Myanmar court sentences Reuters reporters to 7 years
Yangon, Myanmar – A Myanmar court sentenced two Reuters journalists to seven years in prison Monday on charges of illegal possession of official documents, a ruling met with international condemnation that will add to outrage over the military’s human rights abuses against Rohingya Muslims.
Wa Lone and Kyaw Soe Oo had been reporting on the brutal crackdown on the Rohingya when they were arrested and charged with violating the colonial-era Official Secrets Act, punishable by up to 14 years in prison. They had pleaded not guilty, contending that they were framed by police.

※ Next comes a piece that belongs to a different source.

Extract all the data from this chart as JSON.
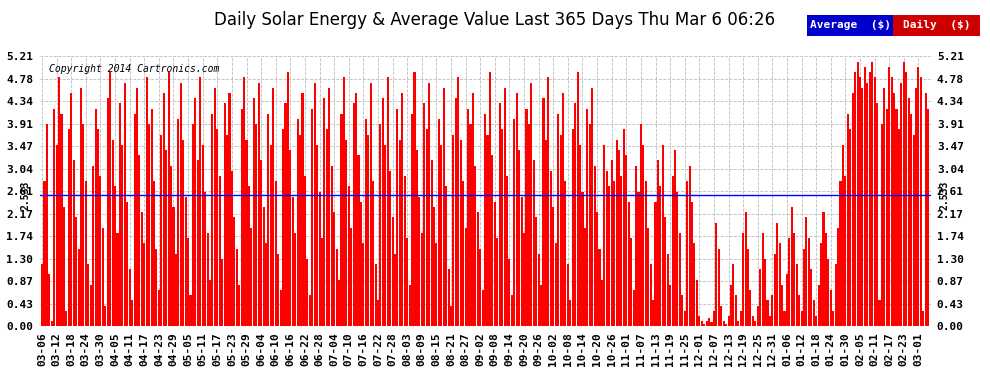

“Today is a sad day for Myanmar, Reuters journalists Wa Lone and Kyaw Soe Oo, and the press everywhere,” Stephen J. Adler, Reuters editor-in-chief, said in a statement. He said the charges were “designed to silence their reporting and intimidate the press.”
The case has drawn worldwide attention as an example of how democratic reforms in long-isolated Myanmar have stalled under the civilian government of Nobel Peace Prize laureate Aung San Suu Kyi, which took power in 2016. Though the military, which ruled the country for a half-century, maintains control of several key ministries, Suu Kyi’s rise to government had raised hopes for an accelerated transition to full democracy and her stance on the Rohingya crisis has disappointed many former admirers.
As the verdict was announced in the hot Yangon courtroom, Kyaw Soe Oo’s wife started crying, leaning into the lap of the person next to her. Outside the court, police and journalists shouted as the two Reuters reporters were led to a truck to be taken away.
“This is unfair,” Wa Lone told the crowd. “I want to say they are obviously threatening our democracy and destroying freedom of the press in our country.”
Kevin Krolicki, Reuters regional editor for Asia, said outside the court that it was “heartbreaking for friends and colleagues and family of Wa Lone and Kyaw Soe Oo, who in addition to the outrage many will feel, are deprived of their friends and colleagues, husband and father.”
Wa Lone, 32, and Kyaw Soe Oo, 28, both testified they suffered from harsh treatment during their initial interrogations after their arrests last December. Their several appeals for release on bail were rejected. Wa Lone’s wife, Pan Ei Mon, gave birth to the couple’s first child in Yangon on Aug. 10, but Wa Lone has not yet seen his daughter.
The two journalists had been reporting last year on the brutal crackdown by security forces on the Rohingya in Myanmar’s Rakhine state. Some 700,000 Rohingya fled to neighboring Bangladesh to escape the violence targeting them after attacks by Rohingya militants killed a dozen members of the security forces.
Investigators working for the U.N.’s top human rights body said last week that genocide charges should be brought against senior Myanmar military officers over the crackdown.